En estos campamentos no permanecíamos más de dos o tres meses. En cualquier momento, siempre de noche o en la madrugada para desestabilizarnos, nos despertaban al grito de “¡De pie!”, y nos daban la orden de recoger lo poco que teníamos y de subir a los camiones cañeros. Así nos trasladaban de noche, en 10 o 12 camiones, para pasar desapercibidos de las poblaciones que íbamos a atravesar.

Los trabajos a los que nos destinaban siempre estaban vinculados a la agricultura: corte, siembra y fumigación de la caña o recogida de frutos varios. La rotación de los campamentos se imponía una vez que el contingente hubiese terminado la tarea asignada por las autoridades.

Contrario a lo que se pudiera pensar, estos campamentos contaban únicamente con un suboficial del Ministerio de Interior, del que se decía que el destino infame de ocuparse de “gusanos” se debía a que había sido castigado por alguna indisciplina. Nadie más nos vigilaba. Resultaba obvio que, si todos teníamos como finalidad obtener el permiso para salir del país, estábamos decididos a soportar los trabajos forzados para lograr la anhelada salida. Aquello era un juego sádico, en el que debíamos ser los mejores guardianes de nosotros mismos.

Cada mañana se pasaba lista. A quien no apareciera se le marcaba ausente en su tarjeta (que incluía un informe sobre cumplimiento del trabajo, disciplina y ausencias). Una tarjeta que, en el momento de la salida, había que presentar, sellada, en la Oficina de Emigración en La Habana, en donde abrirían el sobre.
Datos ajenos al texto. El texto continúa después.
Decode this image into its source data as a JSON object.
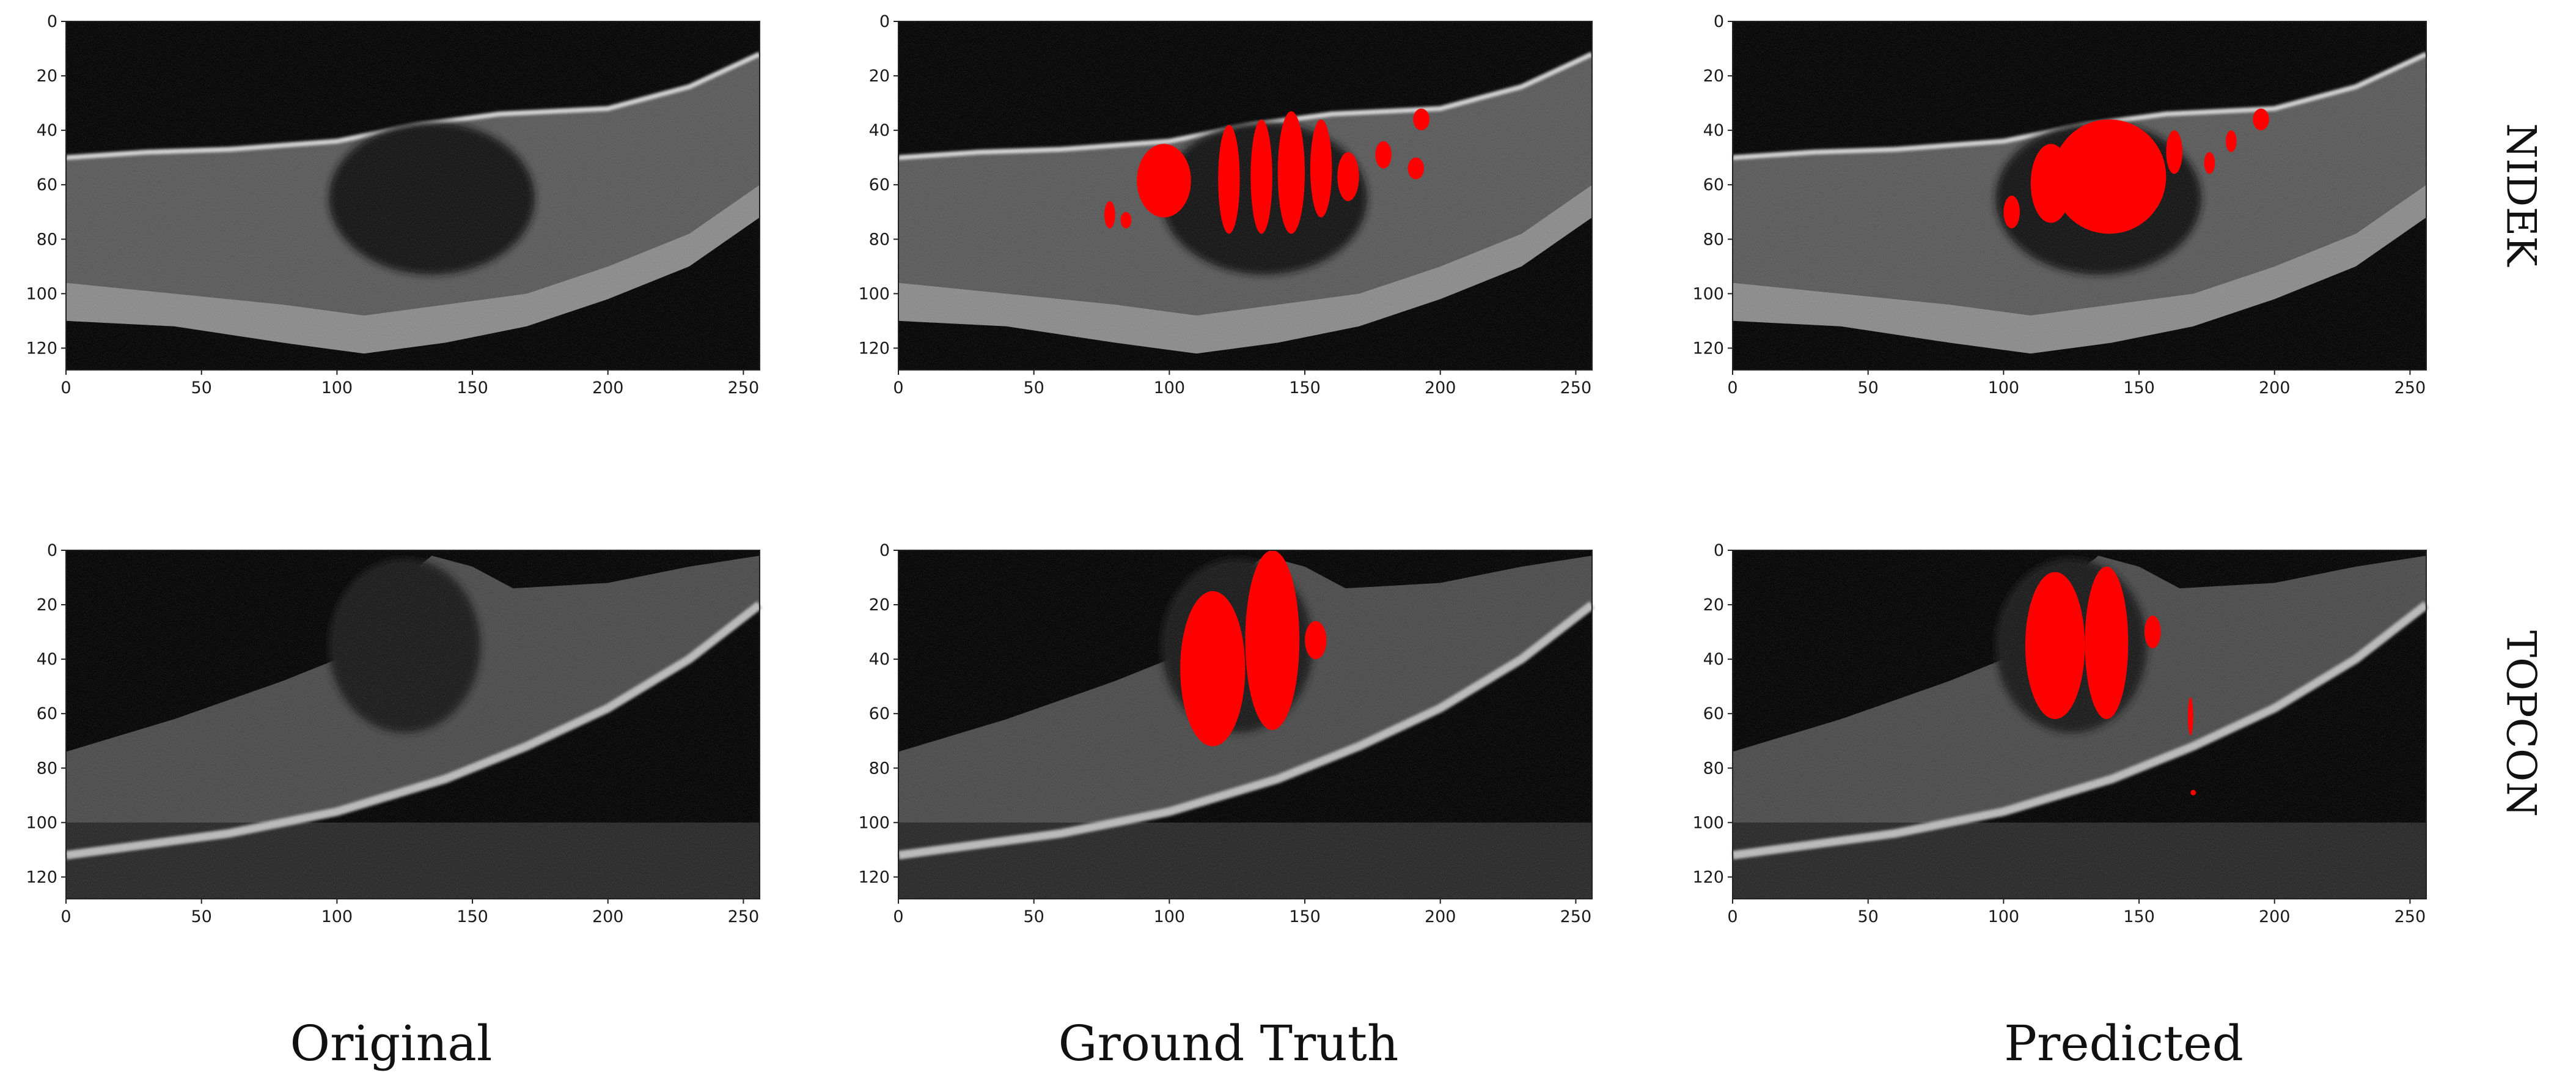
{
  "figure": {
    "x_ticks": [
      "0",
      "50",
      "100",
      "150",
      "200",
      "250"
    ],
    "y_ticks": [
      "0",
      "20",
      "40",
      "60",
      "80",
      "100",
      "120"
    ],
    "rows": [
      {
        "label": "NIDEK"
      },
      {
        "label": "TOPCON"
      }
    ],
    "columns": [
      {
        "label": "Original"
      },
      {
        "label": "Ground Truth"
      },
      {
        "label": "Predicted"
      }
    ],
    "segmentation_color": "#ff0000"
  }
}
De acuerdo con lo allí estampado, el desgraciado aspirante a emigrar obtenía la autorización o lo devolvían al campo de trabajos forzados. ¿Dije sádico? No, mejor decir vesánico.

―¿Hasta cuándo tuviste que sufrir esta tortura?
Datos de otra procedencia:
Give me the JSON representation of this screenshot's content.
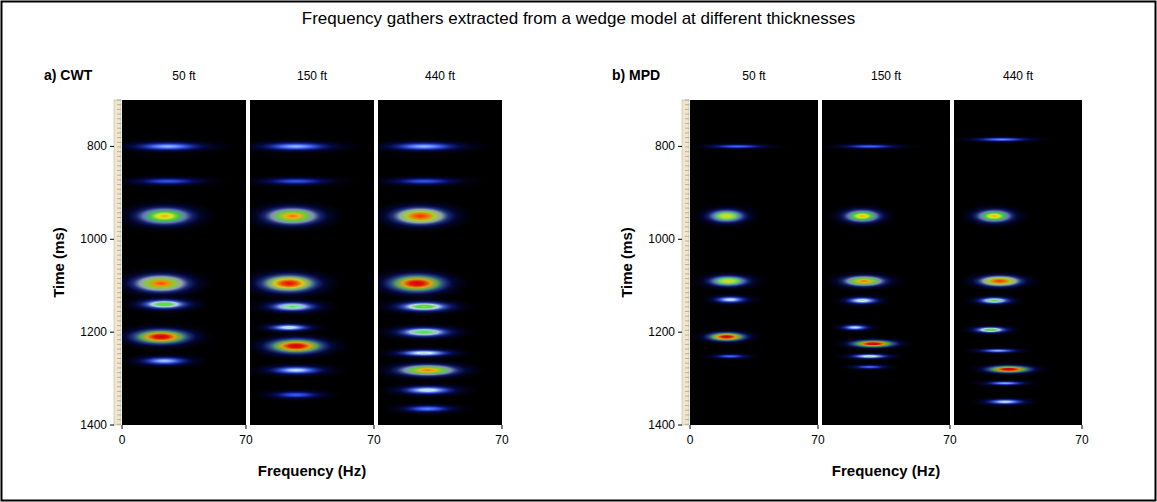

Hasta el 31 marzo de 1974, después de cuatro años de trabajos agrícolas, en que pudimos al fin embarcarnos rumbo a España.

Cuando nos llegó el telegrama de salida, Edith tuvo que arreglárselas para llegar hasta el campamento en donde estaba internado y presentar el telegrama que me autorizaba a salir de allí. Regresé con ella a nuestra casa. Disponíamos de unos pocos días para despedirnos de la familia y hacer el equipaje con lo poco que nos permitían llevar. El día anterior a la partida, llegó un oficial del Ministerio del Interior, acompañado por dos vecinos del CDR, para confirmar que no faltaba nada de todo lo inventariado. Nos pidieron que sacáramos el equipaje y los documentos que teníamos que llevar, y cerraron y sellaron el apartamento.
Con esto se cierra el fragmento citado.